The New York Times - October 4, 2005
Paulo Prada


RIO DE JANEIRO - Brazil said on Tuesday that it was close to completing an agreement with Abbott Laboratories that would almost halve the price it pays for Kaletra, a drug used to treat AIDS patients.

The pending agreement, which would lower the drug's price to 63 cents a pill from $1.17, comes after months of negotiations and stern warnings from Brazil that it would disregard Abbott's patent and make a generic version of Kaletra domestically if the company did not lower the price to a level it deemed affordable.

A drop in the price of Kaletra, Brazilian officials argued, was essential for the government to sustain and expand the scale of its AIDS program, which provides free medicine and treatment to H.I.V.-positive patients.

Coupled with $3 million worth of other pharmaceuticals that Abbott has offered to donate as part of the agreement, the prospective savings would be $339.5 million from 2006 to 2011, the government said.

Karla Mendes, a spokeswoman for Health Minister José Saraiva Felipe, said, "The new price meets Brazil's demands and will enable the government to apply the savings to other areas of treatment."

The minister, who announced the pending contract at an AIDS conference in São Paulo late Monday, said officials were assessing the final terms but expected to complete it by Thursday. The agreement would take effect in March.

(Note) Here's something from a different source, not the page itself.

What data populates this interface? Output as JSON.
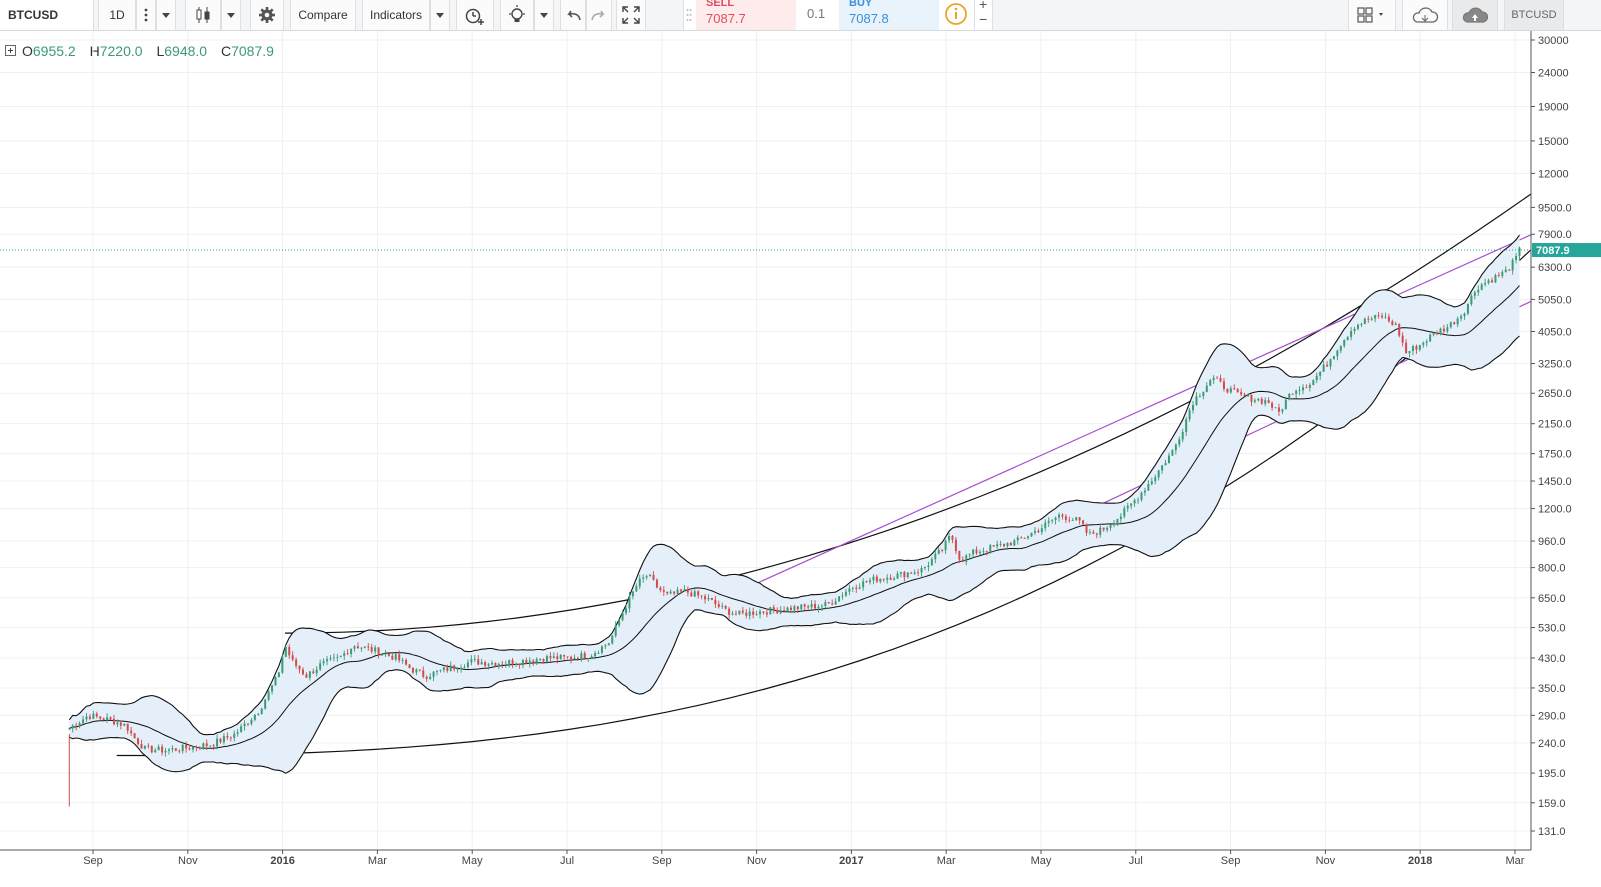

Abbott said it was prepared to close the deal and was waiting to receive a signed copy of it from the Brazilians.

An accord would end a standoff that began in July, when the departing health minister, Humberto Costa, announced an agreement with Abbott at an undisclosed price. But when Mr. Felipe took office, he dismissed the agreement and said he would seek further price reductions.

Kaletra is one of 17 medications that doctors use to treat 170,000 Brazilians covered by the AIDS program and that account for nearly a third of its costs.

To help control future expenses in the program, which is expected to exceed $400 million this year, the Health Ministry said it was also negotiating price reductions for other AIDS drugs, including those made by Merck and Gilead Sciences.